ステージからおりて、お客さんと踊る、司会者のけいこさん。
きつく絞めた胴衣の下の腹筋が割れてるわけですね(笑)。
 
 
 
2回目に行った時は、お金がもったいないので、つまみはなしで、黒ビールを
ドイツのビールは、修道院で醸造されるケースがあり、キリスト教はイエスが
ワインを”これは私の血”と例えて聖餐式を制定した為に、教会領や修道院領で
ワインを生産する事は一般的ですが、ドイツではビールも生産したのです。
修道院は元々修道士の労働による独立採算を旨としたので、重要な収入
として、国王も専売権を認めたのでしょう。これは
「ヴェルテンブルガー バロックドゥンケル(1000円 300ml)」
最古の修道院醸造所のオリジナルな製法という事で、中世の味ですね。
これも凄い!今まで飲んだ黒ビールの中で最高でした。
 
 
3回目はバイクで大須(まんだらけ)に行くついでに、ちょっとソーセージを
どこの出店にもソーセージはあるのですが、ここはラングブロイの店で。
「ゴールデンマイスターセット 1100円」
ブラートブルスト(焼きソーセージ)とクナッカー(スモークソーセージ)。
ここは”ドイツソーセージの父”マイスター・ローシャイダー”さんの監修という
ことで。ドイツというとソーセージ。という感じがしますが、父が現存して
おられるという事は、意外と歴史が浅い?或はここ半世紀程で劇的な変化が?
或は上方落語における故桂米朝師匠の様に、再興の偉人と言う事?
一度、じっくり調べねば。
 
 
これで最後。仕事の関係でもう最終日24日までに行く日はないぞ。という20日
実は来月の写真館でまとめる関西行きを控えていたので、予算がない。
最もコスパが良くて、最もポピュラーなビールを。
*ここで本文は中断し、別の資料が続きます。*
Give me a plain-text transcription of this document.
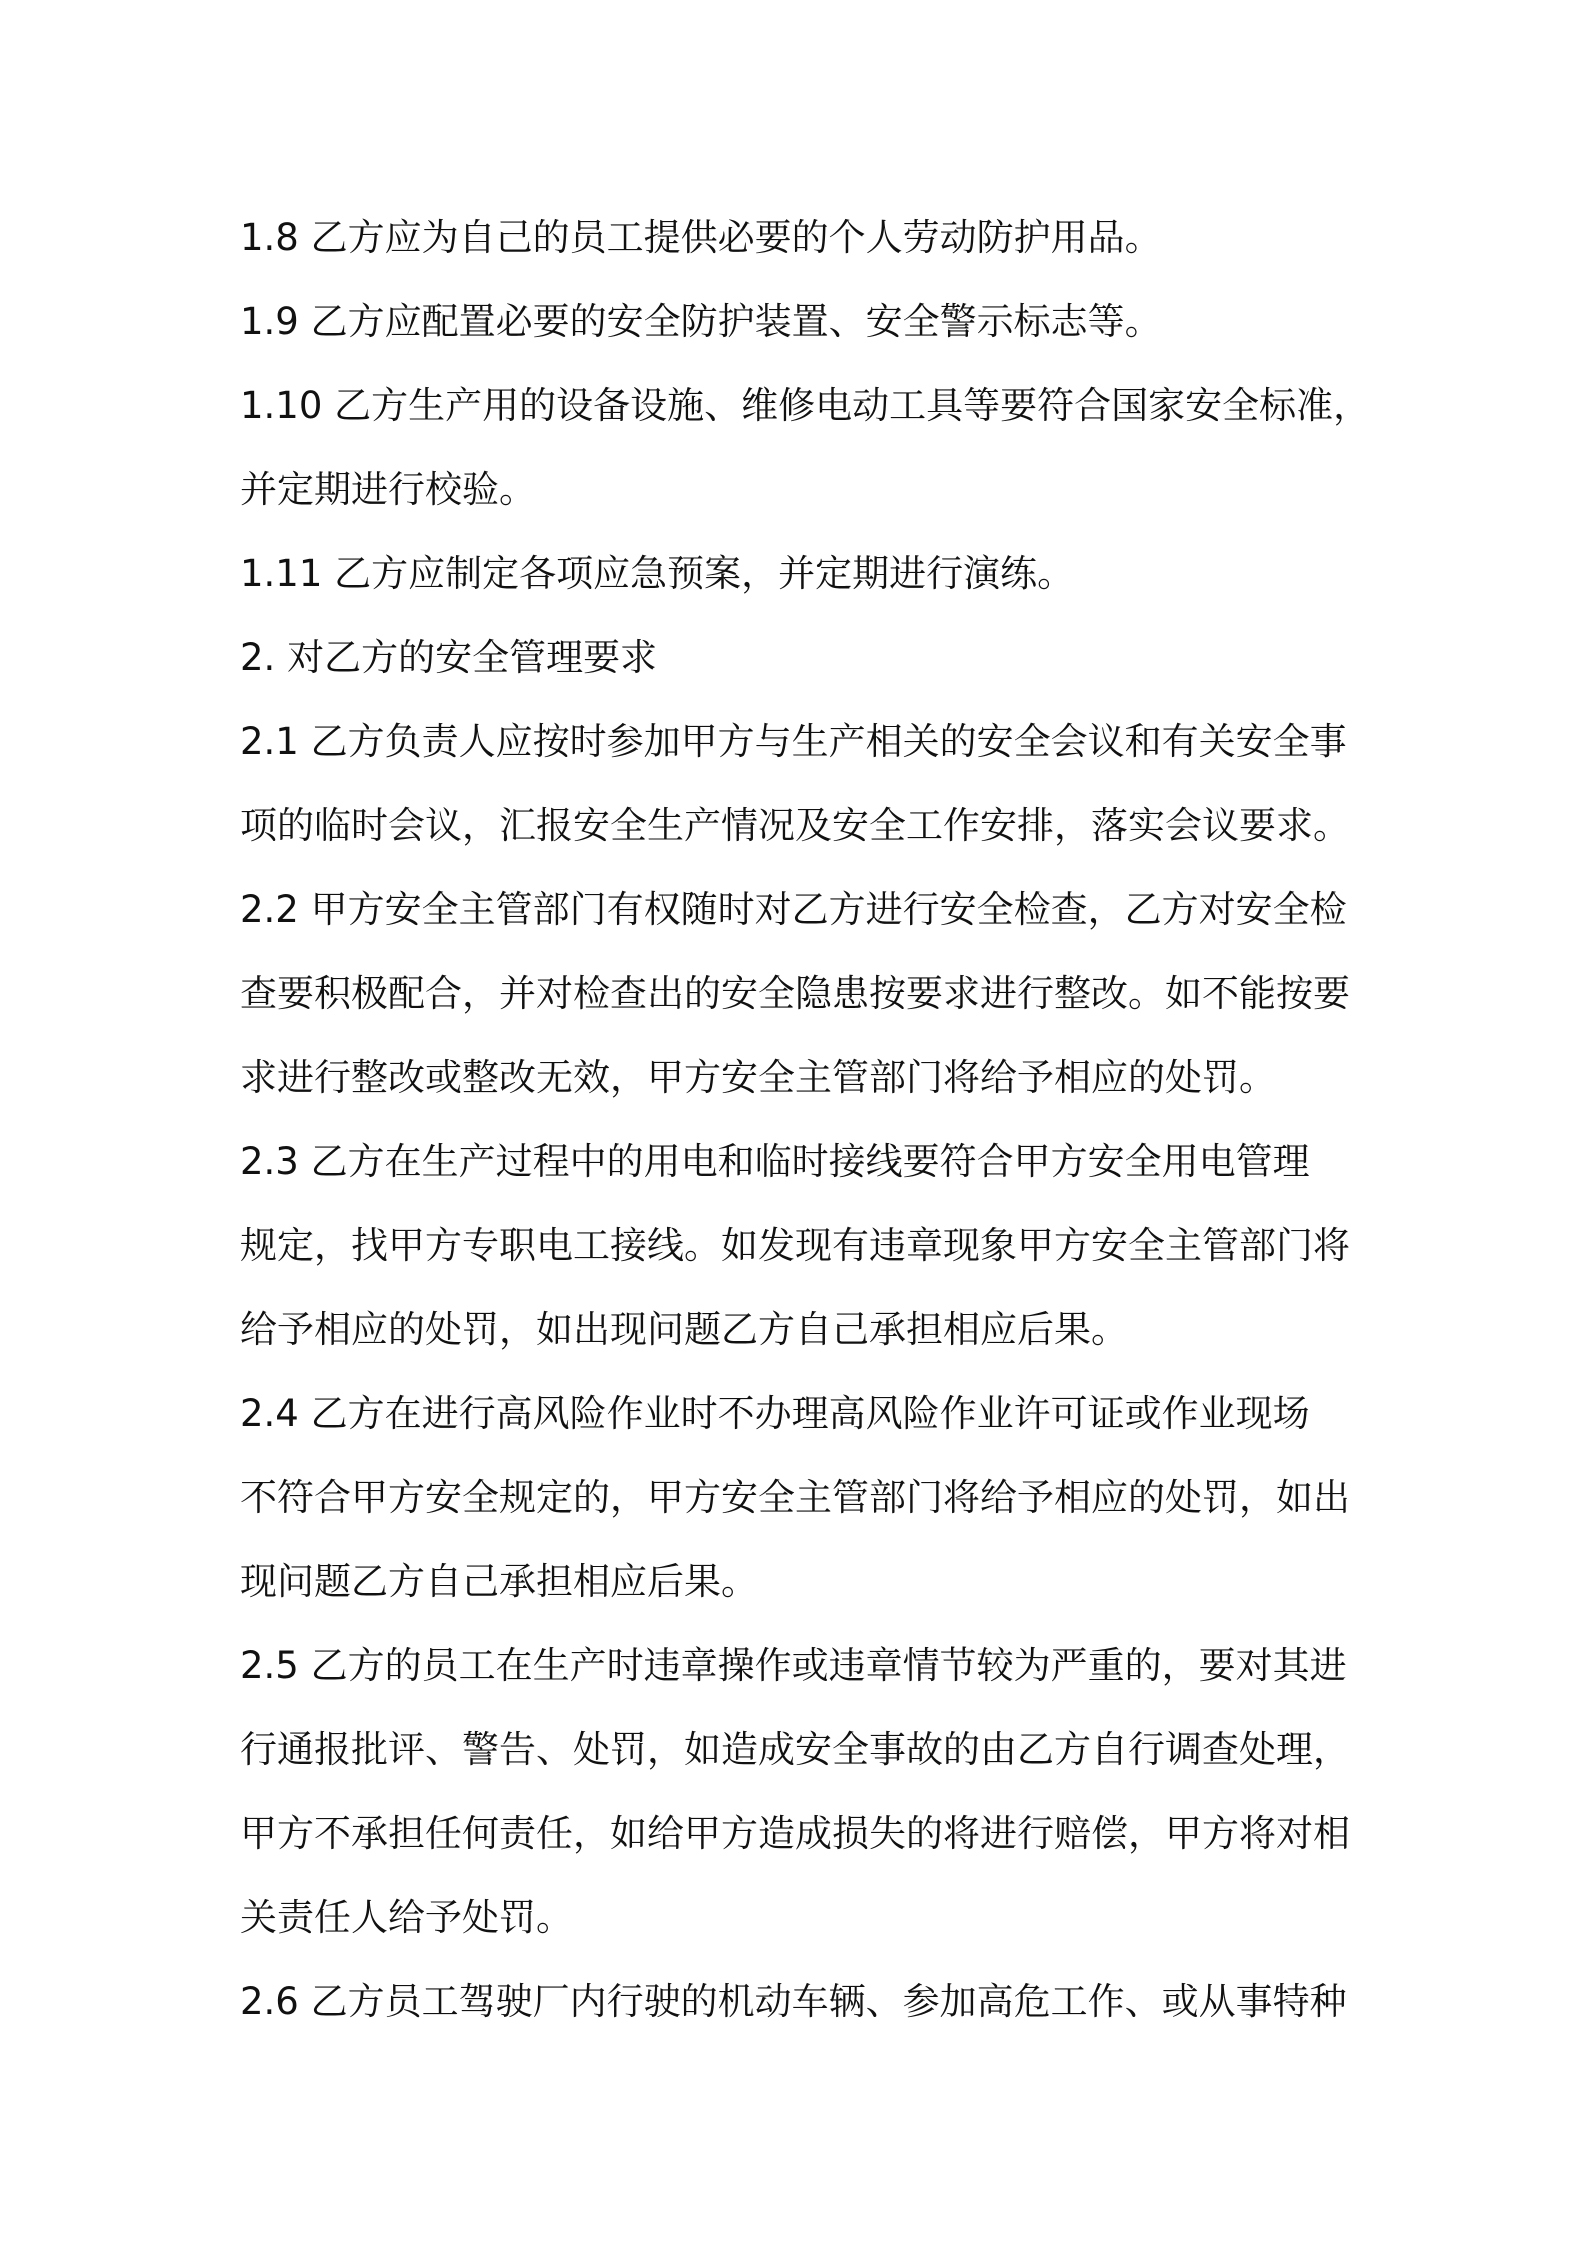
1.8 乙方应为自己的员工提供必要的个人劳动防护用品。
1.9 乙方应配置必要的安全防护装置、安全警示标志等。
1.10 乙方生产用的设备设施、维修电动工具等要符合国家安全标准，
并定期进行校验。
1.11 乙方应制定各项应急预案，并定期进行演练。
2. 对乙方的安全管理要求
2.1 乙方负责人应按时参加甲方与生产相关的安全会议和有关安全事
项的临时会议，汇报安全生产情况及安全工作安排，落实会议要求。
2.2 甲方安全主管部门有权随时对乙方进行安全检查，乙方对安全检
查要积极配合，并对检查出的安全隐患按要求进行整改。如不能按要
求进行整改或整改无效，甲方安全主管部门将给予相应的处罚。
2.3 乙方在生产过程中的用电和临时接线要符合甲方安全用电管理
规定，找甲方专职电工接线。如发现有违章现象甲方安全主管部门将
给予相应的处罚，如出现问题乙方自己承担相应后果。
2.4 乙方在进行高风险作业时不办理高风险作业许可证或作业现场
不符合甲方安全规定的，甲方安全主管部门将给予相应的处罚，如出
现问题乙方自己承担相应后果。
2.5 乙方的员工在生产时违章操作或违章情节较为严重的，要对其进
行通报批评、警告、处罚，如造成安全事故的由乙方自行调查处理，
甲方不承担任何责任，如给甲方造成损失的将进行赔偿，甲方将对相
关责任人给予处罚。
2.6 乙方员工驾驶厂内行驶的机动车辆、参加高危工作、或从事特种
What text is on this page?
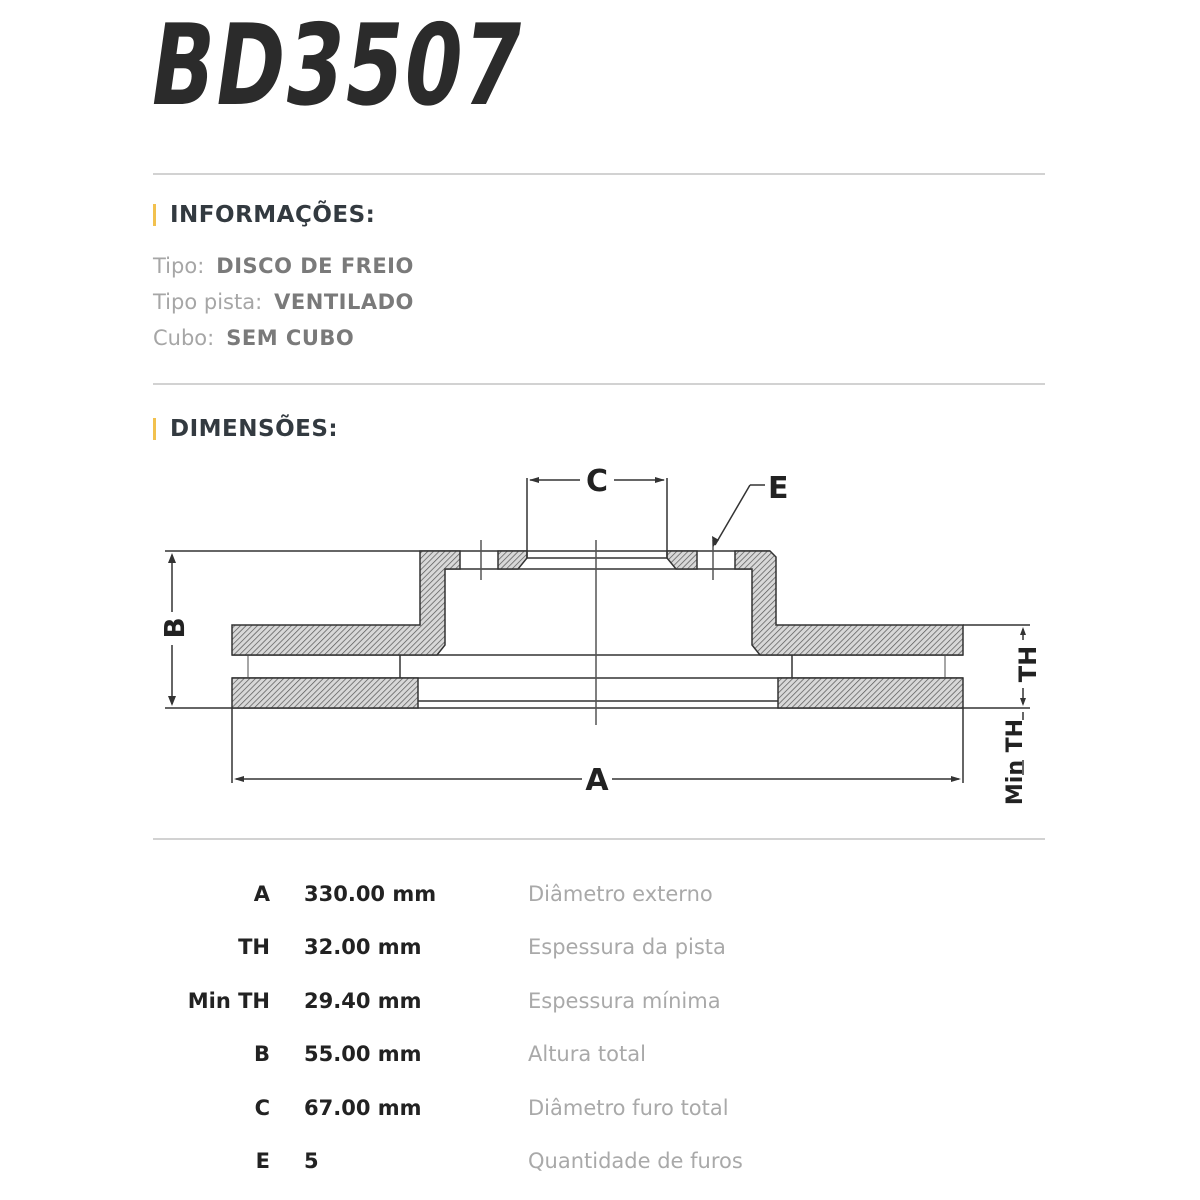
BD3507
INFORMAÇÕES:
Tipo: DISCO DE FREIO
Tipo pista: VENTILADO
Cubo: SEM CUBO
DIMENSÕES:
C	E
A
B
TH
Min TH
A 330.00 mm	Diâmetro externo
TH 32.00 mm	Espessura da pista
Min TH 29.40 mm	Espessura mínima
B 55.00 mm	Altura total
C 67.00 mm	Diâmetro furo total
E 5	Quantidade de furos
という事で、
世界中のホテルに置いているという、
「ビットブルガー プレミアムピルス 1000円(400ml)」
これは日本のビールに一番近かったけど、もちろんドライとかラガーではなく
モルツとか恵比寿系の旨さ。
 
来年はばっちりシフト調整+貯金で、準備しよう。
同僚にはビール一杯1000円以上というと、
「高っかーっ!」と言われましたが、居酒屋で350円の生中3杯飲むより
いいや。どうせそんなに飲めないし。
上前津下車→会場→丸の内乗車(上前津に戻ると座れないので)という
グランドウォークもビールのカロリーを消費するのにはいい負荷でした。